La dynastie

C’est une affaire de famille. Il y a, au Front National, le culte du nom. Chez eux, il faut s’appeler Le Pen, pour être le chef. Ça tombe bien, c’est ce que signifie Le Pen, en breton. On se passe donc le flambeau de génération en génération. Comme une entreprise familiale.

De Jean-Marie à Marine. Et déjà Marion, 22 ans, fait figure d’héritière. Qui sait donc où se terminera la triste histoire qui lie la dynastie Le Pen, et le Front National avec elle, à la République Française?

Jean-Marie Le Pen fonde le Front National en 1972. Malgré son comportement violent, malgré ses propos plusieurs fois condamnés par la Justice (haine raciale, banalisation de crimes contre l’humanité, consentement à l’horrible, …), il n’a cessé de faire progresser les scores de son parti aux élections présidentielles.

Jusqu’à l’électrochoc de 2002. Jusqu’à ce 21 avril, 20 heures, où le visage de Lionel Jospin n’apparait pas à l’écran à coté de celui de Jacques Chirac. L’électrochoc fonctionne un temps. Chirac est élu à 82%, et aucun siège de député n’a été remporté par le Front National depuis. En 2007, Jean-Marie Le Pen n’est pas le troisième homme, et pour la première fois depuis 1988, moins de 4 millions de Français votent Front National. Mais 3 millions, c’est encore trop.

Et puis ce qu’on pouvait redouter de pire est arrivé. Marine Le Pen, en prenant la tête du Front National en 2011, a entrepris la grande « dédiabolisation » du parti. Son combat depuis l’an 2000, lorsqu’elle était devenue présidente de l’association Génération Le Pen. Cette banalisation du Front National, la droite républicaine, incarnée par l’UMP, y a fortement contribué par sa propre radicalisation.

Au mois d’avril, Marine Le Pen n’a pas accédé au second tour, mais a recueilli 17,90% des suffrages. Autant dire 6 421 426 Français. Plus de 6 millions de Français ont adhéré aux idées nationalistes, racistes, créées par la haine et portées par la démagogie. On n’ose y croire.

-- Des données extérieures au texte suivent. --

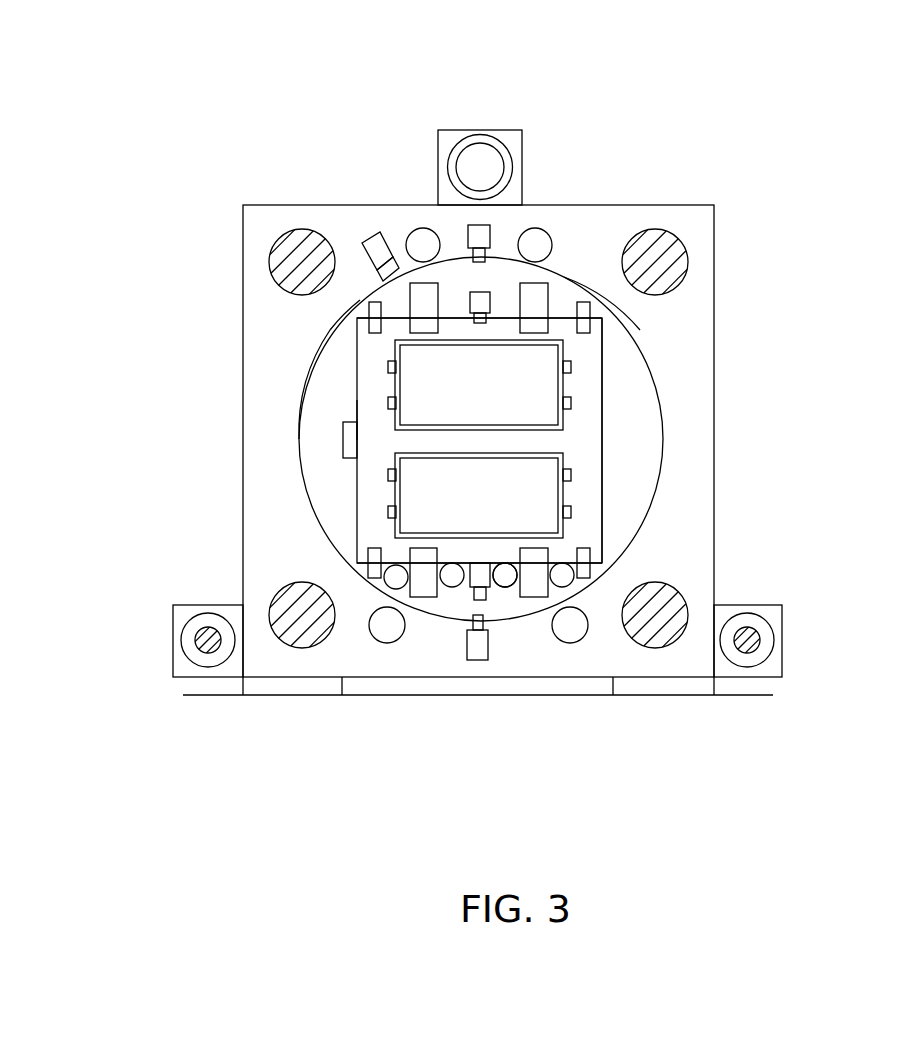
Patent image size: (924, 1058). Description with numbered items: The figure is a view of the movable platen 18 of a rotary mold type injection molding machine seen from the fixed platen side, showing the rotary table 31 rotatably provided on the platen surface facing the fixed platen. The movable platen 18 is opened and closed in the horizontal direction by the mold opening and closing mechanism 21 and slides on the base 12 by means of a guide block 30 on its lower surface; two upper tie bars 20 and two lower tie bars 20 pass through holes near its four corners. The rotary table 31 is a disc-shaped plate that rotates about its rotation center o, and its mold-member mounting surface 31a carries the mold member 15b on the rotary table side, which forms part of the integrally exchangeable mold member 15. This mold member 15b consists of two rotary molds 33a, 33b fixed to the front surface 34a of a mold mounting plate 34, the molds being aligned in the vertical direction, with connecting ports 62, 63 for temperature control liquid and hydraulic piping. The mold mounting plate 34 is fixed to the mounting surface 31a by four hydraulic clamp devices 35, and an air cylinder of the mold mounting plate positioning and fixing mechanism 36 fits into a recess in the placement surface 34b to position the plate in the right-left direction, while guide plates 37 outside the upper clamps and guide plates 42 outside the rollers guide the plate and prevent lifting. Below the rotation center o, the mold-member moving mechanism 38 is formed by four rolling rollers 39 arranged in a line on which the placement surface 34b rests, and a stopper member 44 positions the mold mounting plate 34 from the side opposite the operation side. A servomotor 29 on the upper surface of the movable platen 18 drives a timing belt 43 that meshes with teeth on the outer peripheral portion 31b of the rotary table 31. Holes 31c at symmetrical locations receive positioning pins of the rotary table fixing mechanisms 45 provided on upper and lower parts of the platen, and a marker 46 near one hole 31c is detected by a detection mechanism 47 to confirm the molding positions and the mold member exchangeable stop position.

The base 12 is at (745, 695).
The mold member 15 is at (608, 372).
The mold member on the rotary table side 15b is at (353, 408).
The movable platen 18 is at (820, 64).
The tie bar 20 is at (668, 258).
The mold opening and closing mechanism 21 is at (183, 640).
The servomotor 29 is at (490, 130).
The guide block 30 is at (282, 688).
The rotary table 31 is at (320, 353).
The mold-member mounting surface 31a is at (343, 357).
The outer peripheral portion 31b is at (562, 277).
The hole 31c is at (538, 228).
The rotary mold 33a is at (520, 401).
The rotary mold 33b is at (520, 514).
The mold mounting plate 34 is at (605, 410).
The front surface 34a is at (567, 478).
The placement surface 34b is at (411, 664).
The hydraulic clamp device 35 is at (424, 283).
The mold mounting plate positioning and fixing mechanism 36 is at (470, 232).
The guide plate 37 is at (337, 323).
The mold-member moving mechanism 38 is at (541, 689).
The rolling roller 39 is at (533, 685).
The guide plate 42 is at (365, 575).
The timing belt 43 is at (513, 205).
The stopper member 44 is at (343, 440).
The rotary table fixing mechanism 45 is at (478, 292).
The marker 46 is at (360, 262).
The detection mechanism 47 is at (355, 245).
The connecting port 62 is at (388, 367).
The connecting port 63 is at (571, 367).
The rotation center o is at (478, 440).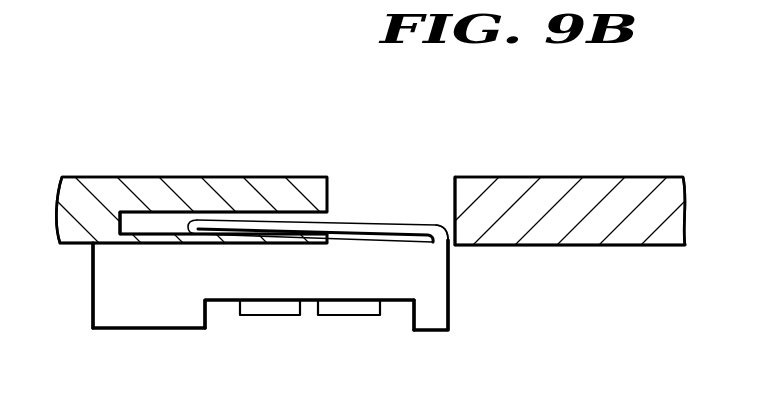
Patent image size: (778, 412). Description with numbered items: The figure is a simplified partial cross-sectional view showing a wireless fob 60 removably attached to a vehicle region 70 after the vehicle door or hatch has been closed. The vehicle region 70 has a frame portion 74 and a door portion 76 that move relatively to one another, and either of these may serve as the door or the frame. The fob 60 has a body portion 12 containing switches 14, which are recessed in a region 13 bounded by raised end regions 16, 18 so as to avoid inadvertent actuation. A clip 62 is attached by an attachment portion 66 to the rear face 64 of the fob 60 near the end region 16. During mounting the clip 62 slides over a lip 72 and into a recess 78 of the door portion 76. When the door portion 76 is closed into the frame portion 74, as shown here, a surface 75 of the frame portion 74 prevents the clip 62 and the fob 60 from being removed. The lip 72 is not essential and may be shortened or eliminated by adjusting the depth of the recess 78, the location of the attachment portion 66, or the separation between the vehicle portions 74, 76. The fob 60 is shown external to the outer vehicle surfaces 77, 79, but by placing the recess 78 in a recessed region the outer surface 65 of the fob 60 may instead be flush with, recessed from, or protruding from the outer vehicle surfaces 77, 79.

The vehicle region 70 is at (240, 86).
The door portion 76 is at (229, 189).
The recess 78 is at (137, 222).
The rear face 64 is at (160, 247).
The outer vehicle surface 79 is at (74, 246).
The frame portion 74 is at (600, 188).
The surface 75 is at (454, 192).
The outer vehicle surface 77 is at (624, 247).
The wireless fob 60 is at (516, 284).
The clip 62 is at (372, 223).
The lip 72 is at (365, 241).
The attachment portion 66 is at (432, 228).
The raised end region 18 is at (93, 313).
The outer surface 65 is at (155, 331).
The body portion 12 is at (228, 274).
The switches 14 is at (266, 320).
The recessed region 13 is at (396, 307).
The raised end region 16 is at (448, 309).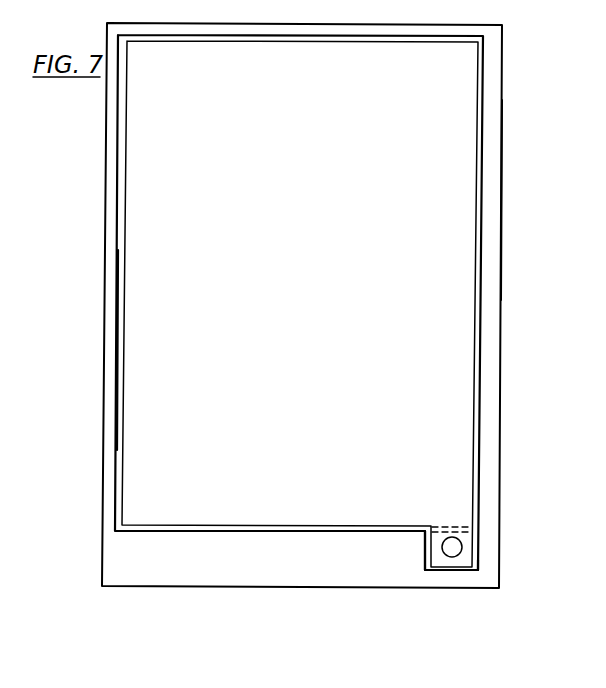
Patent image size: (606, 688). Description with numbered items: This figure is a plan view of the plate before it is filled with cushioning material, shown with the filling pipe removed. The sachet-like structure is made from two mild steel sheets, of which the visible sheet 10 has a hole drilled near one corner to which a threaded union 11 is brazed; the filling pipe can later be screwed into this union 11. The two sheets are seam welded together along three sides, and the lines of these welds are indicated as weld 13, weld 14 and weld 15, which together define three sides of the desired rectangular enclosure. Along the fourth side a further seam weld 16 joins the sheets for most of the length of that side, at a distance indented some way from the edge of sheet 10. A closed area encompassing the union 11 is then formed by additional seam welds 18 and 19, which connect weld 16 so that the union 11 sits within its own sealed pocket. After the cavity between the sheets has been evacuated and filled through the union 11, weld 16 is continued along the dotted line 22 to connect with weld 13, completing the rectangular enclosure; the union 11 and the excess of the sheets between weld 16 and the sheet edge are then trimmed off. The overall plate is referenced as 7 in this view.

The substrate sheet 7 is at (228, 588).
The sheet 10 is at (493, 207).
The threaded union 11 is at (462, 546).
The seam weld 13 is at (482, 154).
The seam weld 14 is at (435, 43).
The seam weld 15 is at (118, 352).
The seam weld 16 is at (180, 531).
The seam weld 18 is at (424, 551).
The seam weld 19 is at (478, 573).
The dotted line 22 is at (449, 527).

Les idées que le Front National défend n’ont pas changé. Il s’agit toujours de faire porter à ceux qui n’ont pas la bonne couleur ou la bonne origine tous les maux français : l’insécurité, la crise, le chômage…

C’est bien cela, qu’elle voulait dire à David Pujadas et aux téléspectateurs lorsqu’elle a répété par deux fois, hier soir, au JT de 20h sur France 2, que pour elle c’était « les nôtres avant les autres ».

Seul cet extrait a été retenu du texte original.